Hidden Markov Model - why backward probability is conditional on the current state

Question

I'm trying to understand hidden Markov model (HMM). Here is the material which I studied.
It states that there are two assumptions in HMM (page 3):

1. $P( q_i | q_1, ..., q_{i-1} ) = P( q_i | q_{i-1} )$
2. $P(o_i | q_1, ..., q_T, o_1, ..., o_T) = P(o_i | q_i)$

where $q_i$ denotes the i'th state, $o_i$ denotes the i'th observation, T is the length of sequence.

And in forward-backward algorithm, we need to define the backward probability (page 12, eq A.15):

• $\beta_t(i) = P(o_{t+1}, ..., o_{T} | q_t=i)$

Here explains that backward probability is "the probability of emitting the remaining sequence from t+1 until the end of time after being at hidden state i at time t".

My question is about the assumption (2) and $\beta_t(i)$. Assumption (2) says that the i'th observation only depends on the i'th state. Backward probability only considers $o_{t+1}, ..., o_T$, so they only depend on $q_{t+1}, ..., q_T$, right? Thus I don't know why conditional on $q_i=i$ is needed in backward probability.
In other words, why can't we state that:

• $\beta_t(i)=P(o_{t+1}, ..., o_{T} | q_t=i) = P(o_{t+1}, ..., o_{T})$

Very thanks!

Answer 1

Assumption $1$ should be $$ P\big(q_i\,\big|\,q_1,q_2,\dots,q_{i-1},o_1,o_2,\dots,o_{i-1}\,\big)=P\big(q_i\,\big| ,q_{i-1}\,\big)\ . $$ That is, the distribution of the hidden state at time $\ i\ $ given all the preceding hidden states ,and all the preceding observations, depends only on the preceding state. Assumption $2$ should be $$ P\big(o_i\,\big|\,q_1,q_2,\dots,q_T,o_1,\dots,o_{i-1},o_{i+1},\dots,o_T\,\big)=P\big(o_i\,\big|q_i\,\big)\ . $$ That is, the distribution of the observation at time $\ i\ $ given all the hidden states and all the other observations depends only on the hidden state at time $\ i\ $. In my experience, assumption $2$ is more commonly stated in the form $$ P\big(o_i\,\big|\,q_1,q_2,\dots,q_i,o_1,\dots,o_{i-1}\,\big)=P\big(o_i\,\big|\,q_i\,\big)\ . $$ Although this may appear to be a weaker assumption at first sight, it's in fact equivalent, given assumption $1$.

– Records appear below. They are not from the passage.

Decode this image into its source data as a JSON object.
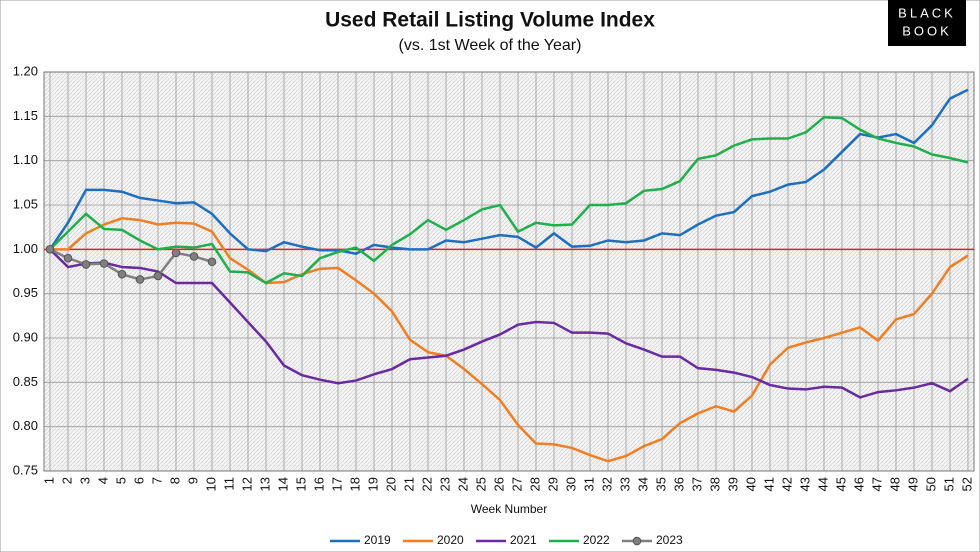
{
  "chart_data": {
    "type": "line",
    "title": "Used Retail Listing Volume Index",
    "subtitle": "(vs. 1st Week of the Year)",
    "logo": [
      "BLACK",
      "BOOK"
    ],
    "xlabel": "Week Number",
    "x": [
      1,
      2,
      3,
      4,
      5,
      6,
      7,
      8,
      9,
      10,
      11,
      12,
      13,
      14,
      15,
      16,
      17,
      18,
      19,
      20,
      21,
      22,
      23,
      24,
      25,
      26,
      27,
      28,
      29,
      30,
      31,
      32,
      33,
      34,
      35,
      36,
      37,
      38,
      39,
      40,
      41,
      42,
      43,
      44,
      45,
      46,
      47,
      48,
      49,
      50,
      51,
      52
    ],
    "xlim": [
      1,
      52
    ],
    "ylim": [
      0.75,
      1.2
    ],
    "yticks": [
      {
        "value": 0.75,
        "label": "0.75"
      },
      {
        "value": 0.8,
        "label": "0.80"
      },
      {
        "value": 0.85,
        "label": "0.85"
      },
      {
        "value": 0.9,
        "label": "0.90"
      },
      {
        "value": 0.95,
        "label": "0.95"
      },
      {
        "value": 1.0,
        "label": "1.00"
      },
      {
        "value": 1.05,
        "label": "1.05"
      },
      {
        "value": 1.1,
        "label": "1.10"
      },
      {
        "value": 1.15,
        "label": "1.15"
      },
      {
        "value": 1.2,
        "label": "1.20"
      }
    ],
    "grid": true,
    "reference_line": {
      "value": 1.0,
      "color": "#e8231f"
    },
    "legend": "bottom",
    "series": [
      {
        "name": "2019",
        "color": "#1f6fbf",
        "values": [
          1.0,
          1.03,
          1.067,
          1.067,
          1.065,
          1.058,
          1.055,
          1.052,
          1.053,
          1.04,
          1.018,
          1.0,
          0.998,
          1.008,
          1.003,
          0.999,
          0.999,
          0.995,
          1.005,
          1.002,
          1.0,
          1.0,
          1.01,
          1.008,
          1.012,
          1.016,
          1.014,
          1.002,
          1.018,
          1.003,
          1.004,
          1.01,
          1.008,
          1.01,
          1.018,
          1.016,
          1.028,
          1.038,
          1.042,
          1.06,
          1.065,
          1.073,
          1.076,
          1.09,
          1.11,
          1.13,
          1.126,
          1.13,
          1.12,
          1.14,
          1.17,
          1.18
        ]
      },
      {
        "name": "2020",
        "color": "#f07f24",
        "values": [
          1.0,
          1.0,
          1.018,
          1.028,
          1.035,
          1.033,
          1.028,
          1.03,
          1.029,
          1.02,
          0.99,
          0.977,
          0.962,
          0.963,
          0.972,
          0.978,
          0.979,
          0.965,
          0.95,
          0.93,
          0.898,
          0.884,
          0.88,
          0.865,
          0.848,
          0.83,
          0.802,
          0.781,
          0.78,
          0.776,
          0.768,
          0.761,
          0.767,
          0.778,
          0.786,
          0.804,
          0.815,
          0.823,
          0.817,
          0.835,
          0.87,
          0.889,
          0.895,
          0.9,
          0.906,
          0.912,
          0.897,
          0.921,
          0.927,
          0.95,
          0.98,
          0.993
        ]
      },
      {
        "name": "2021",
        "color": "#6a2aa0",
        "values": [
          1.0,
          0.98,
          0.984,
          0.985,
          0.98,
          0.979,
          0.975,
          0.962,
          0.962,
          0.962,
          0.94,
          0.918,
          0.896,
          0.869,
          0.858,
          0.853,
          0.849,
          0.852,
          0.859,
          0.865,
          0.876,
          0.878,
          0.88,
          0.887,
          0.896,
          0.904,
          0.915,
          0.918,
          0.917,
          0.906,
          0.906,
          0.905,
          0.894,
          0.887,
          0.879,
          0.879,
          0.866,
          0.864,
          0.861,
          0.856,
          0.847,
          0.843,
          0.842,
          0.845,
          0.844,
          0.833,
          0.839,
          0.841,
          0.844,
          0.849,
          0.84,
          0.854
        ]
      },
      {
        "name": "2022",
        "color": "#20b04b",
        "values": [
          1.0,
          1.02,
          1.04,
          1.023,
          1.022,
          1.01,
          1.0,
          1.003,
          1.002,
          1.006,
          0.975,
          0.974,
          0.962,
          0.973,
          0.97,
          0.99,
          0.997,
          1.002,
          0.987,
          1.005,
          1.017,
          1.033,
          1.022,
          1.033,
          1.045,
          1.05,
          1.02,
          1.03,
          1.027,
          1.028,
          1.05,
          1.05,
          1.052,
          1.066,
          1.068,
          1.077,
          1.102,
          1.106,
          1.117,
          1.124,
          1.125,
          1.125,
          1.132,
          1.149,
          1.148,
          1.135,
          1.125,
          1.12,
          1.116,
          1.107,
          1.103,
          1.098
        ]
      },
      {
        "name": "2023",
        "color": "#808080",
        "markers": true,
        "values": [
          1.0,
          0.99,
          0.983,
          0.984,
          0.972,
          0.966,
          0.97,
          0.996,
          0.992,
          0.986,
          null,
          null,
          null,
          null,
          null,
          null,
          null,
          null,
          null,
          null,
          null,
          null,
          null,
          null,
          null,
          null,
          null,
          null,
          null,
          null,
          null,
          null,
          null,
          null,
          null,
          null,
          null,
          null,
          null,
          null,
          null,
          null,
          null,
          null,
          null,
          null,
          null,
          null,
          null,
          null,
          null,
          null
        ]
      }
    ]
  }
}
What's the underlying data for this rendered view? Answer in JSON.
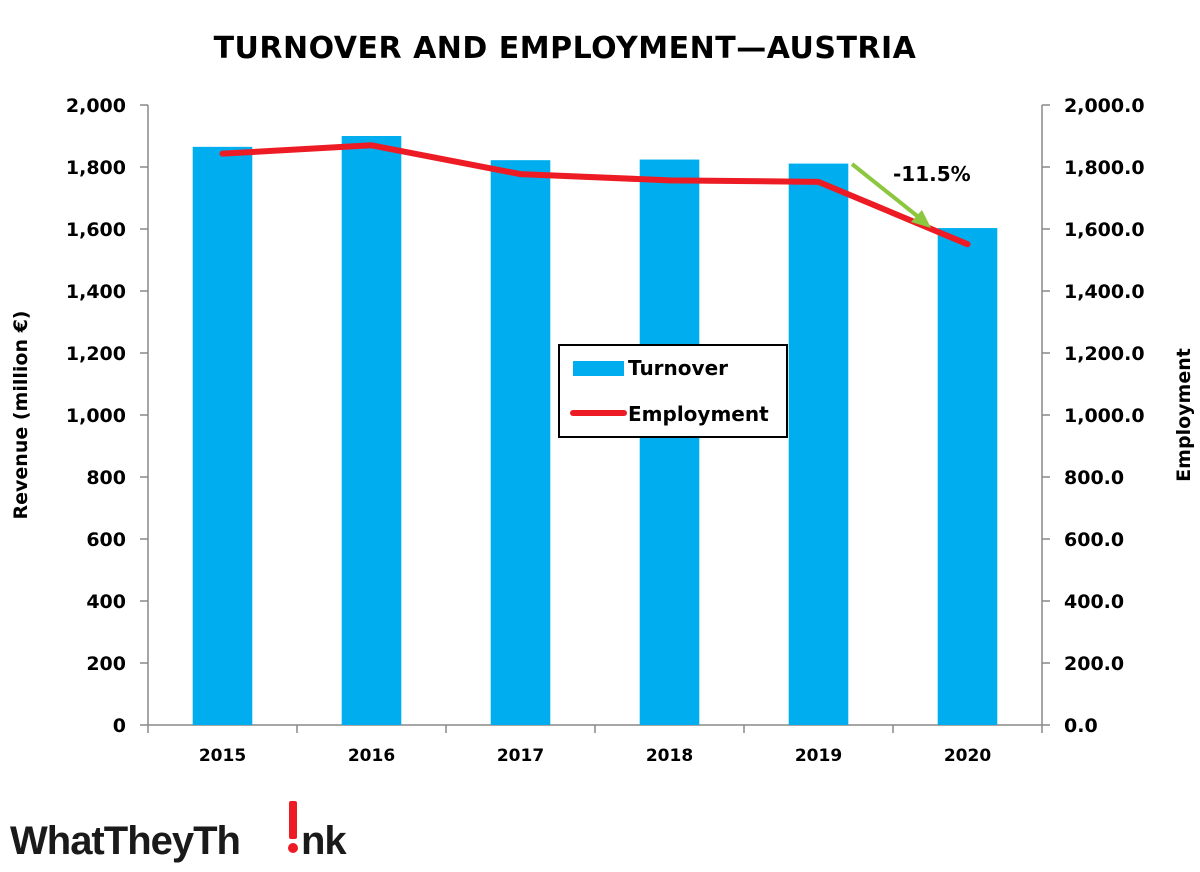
{
  "chart_data": {
    "type": "bar",
    "title": "TURNOVER AND EMPLOYMENT—AUSTRIA",
    "categories": [
      "2015",
      "2016",
      "2017",
      "2018",
      "2019",
      "2020"
    ],
    "series": [
      {
        "name": "Turnover",
        "type": "bar",
        "axis": "left",
        "color": "#00aeef",
        "values": [
          1865,
          1900,
          1822,
          1824,
          1811,
          1603
        ]
      },
      {
        "name": "Employment",
        "type": "line",
        "axis": "right",
        "color": "#ed1c24",
        "values": [
          1843,
          1870,
          1777,
          1757,
          1752,
          1551
        ]
      }
    ],
    "ylabel": "Revenue (million €)",
    "y2label": "Employment",
    "ylim": [
      0,
      2000
    ],
    "y2lim": [
      0,
      2000
    ],
    "yticks": [
      "0",
      "200",
      "400",
      "600",
      "800",
      "1,000",
      "1,200",
      "1,400",
      "1,600",
      "1,800",
      "2,000"
    ],
    "y2ticks": [
      "0.0",
      "200.0",
      "400.0",
      "600.0",
      "800.0",
      "1,000.0",
      "1,200.0",
      "1,400.0",
      "1,600.0",
      "1,800.0",
      "2,000.0"
    ],
    "grid": false,
    "legend": {
      "placement": "center",
      "entries": [
        "Turnover",
        "Employment"
      ]
    },
    "annotation": {
      "text": "-11.5%",
      "arrow_color": "#8dc63f"
    }
  },
  "logo": {
    "text": "WhatTheyThink",
    "part1": "WhatTheyTh",
    "part2": "nk",
    "accent_color": "#ed1c24"
  }
}
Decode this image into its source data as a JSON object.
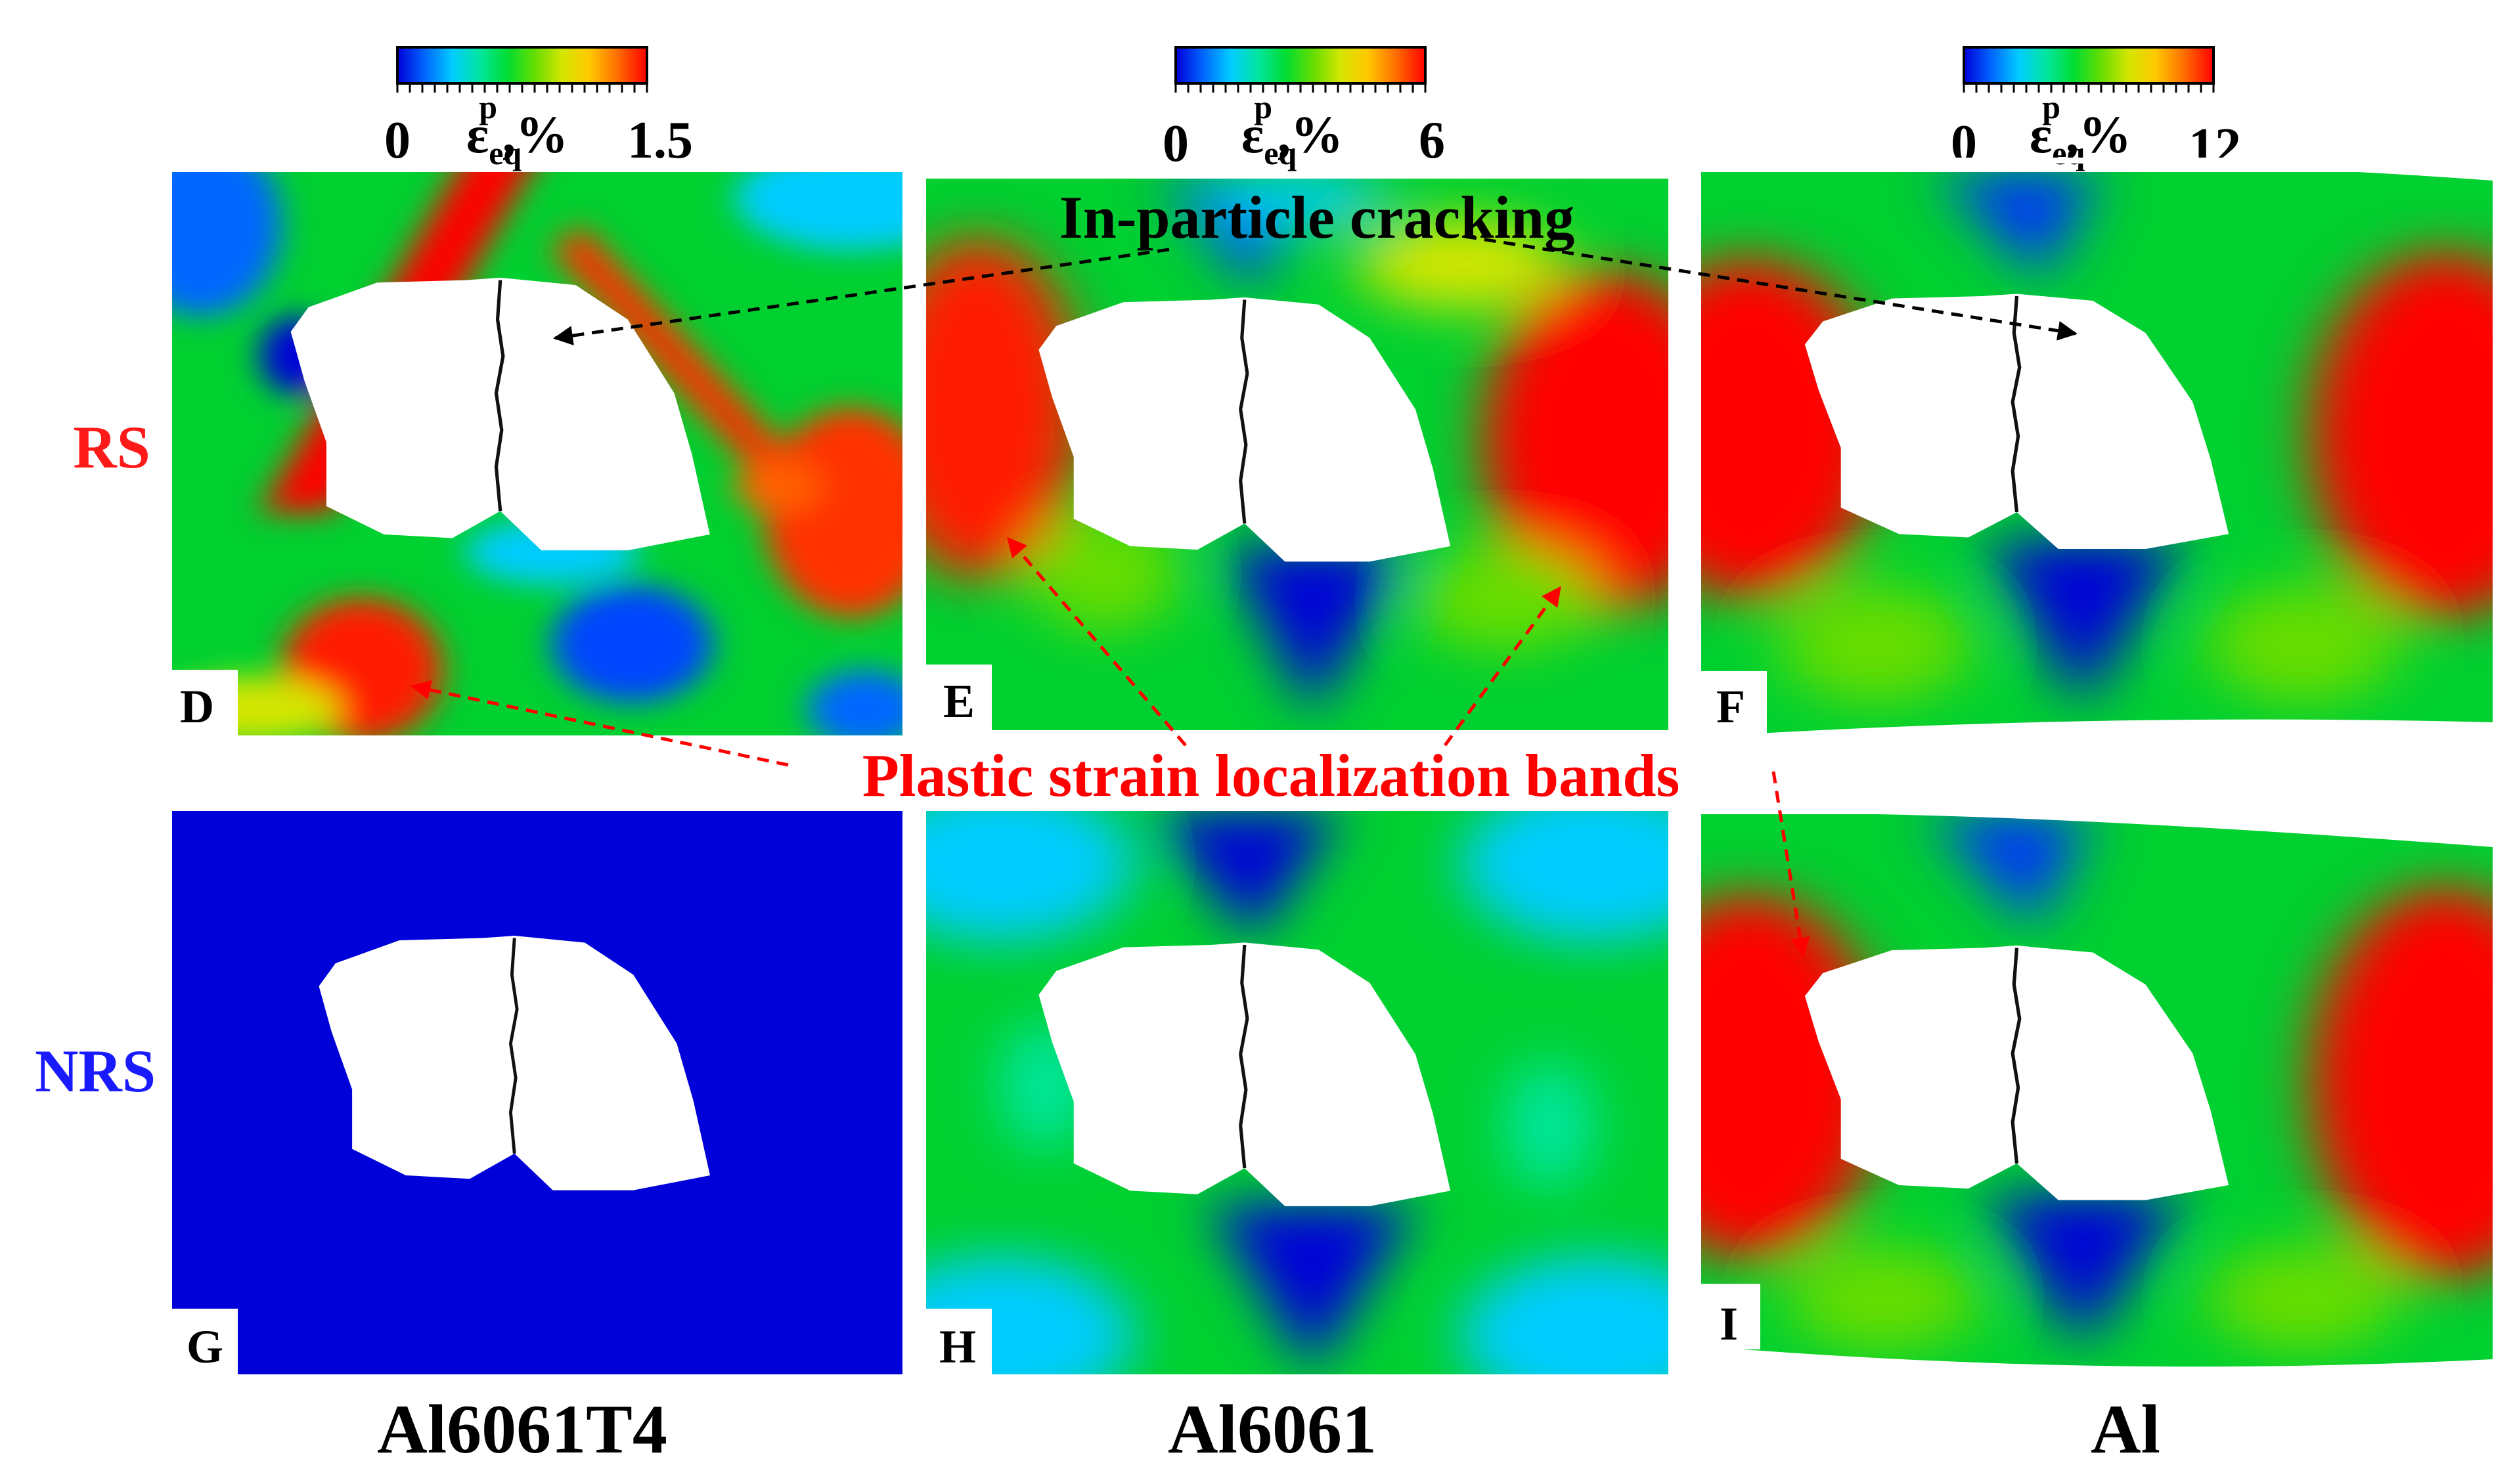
{
  "colorbars": [
    {
      "min_label": "0",
      "max_label": "1.5"
    },
    {
      "min_label": "0",
      "max_label": "6"
    },
    {
      "min_label": "0",
      "max_label": "12"
    }
  ],
  "colorbar_variable": {
    "symbol": "ε",
    "sub": "eq",
    "sup": "p",
    "unit": ",%"
  },
  "colormap": [
    "#0000d8",
    "#0066ff",
    "#00ccff",
    "#00e6a0",
    "#00dd33",
    "#66dd00",
    "#d4e600",
    "#ffc800",
    "#ff7000",
    "#ff0000"
  ],
  "row_labels": [
    {
      "text": "RS",
      "color": "#ff1a1a"
    },
    {
      "text": "NRS",
      "color": "#1a1aff"
    }
  ],
  "column_labels": [
    "Al6061T4",
    "Al6061",
    "Al"
  ],
  "panel_letters": [
    "D",
    "E",
    "F",
    "G",
    "H",
    "I"
  ],
  "annotations": {
    "cracking": {
      "text": "In-particle cracking",
      "color": "#000000"
    },
    "bands": {
      "text": "Plastic strain localization bands",
      "color": "#ff0000"
    }
  }
}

You're quite correct that given $\ q_1,q_2,\dots,q_T\ $, the distribution of $\ o_{t+1},o_{t+2}, \dots, o_T\ $ depends only on $\ \ q_{t+1},q_{t+2}, \dots, q_T\ $. The key to understanding the dependence of $$ \beta_t(i)=P\big(o_{t+1},o_{t+2},\dots,o_T\,\big| \,q_t=i\,\big) $$ on $\ i\ $, however, is that you're not given any of $\ \ q_{t+1},q_{t+2}, \dots, q_T\ $ in the conditioning event—you're only given $\ q_t\ $— and the distribution of the subsequent hidden states, $\ \ q_{t+1},q_{t+2}, \dots, q_T\ $, depends on the value of $\ q_t\ $. The dependence of $\ \beta_t(i)\ $ on $\ i\ $ comes from the fact that the distribution of $\ o_{t+1},o_{t+2}, \dots, o_T\ $ depends on $\ \ q_{t+1},q_{t+2}, \dots, q_T\ $ and these latter states pass their dependence on the value of $\ q_t\ $ through to that distribution.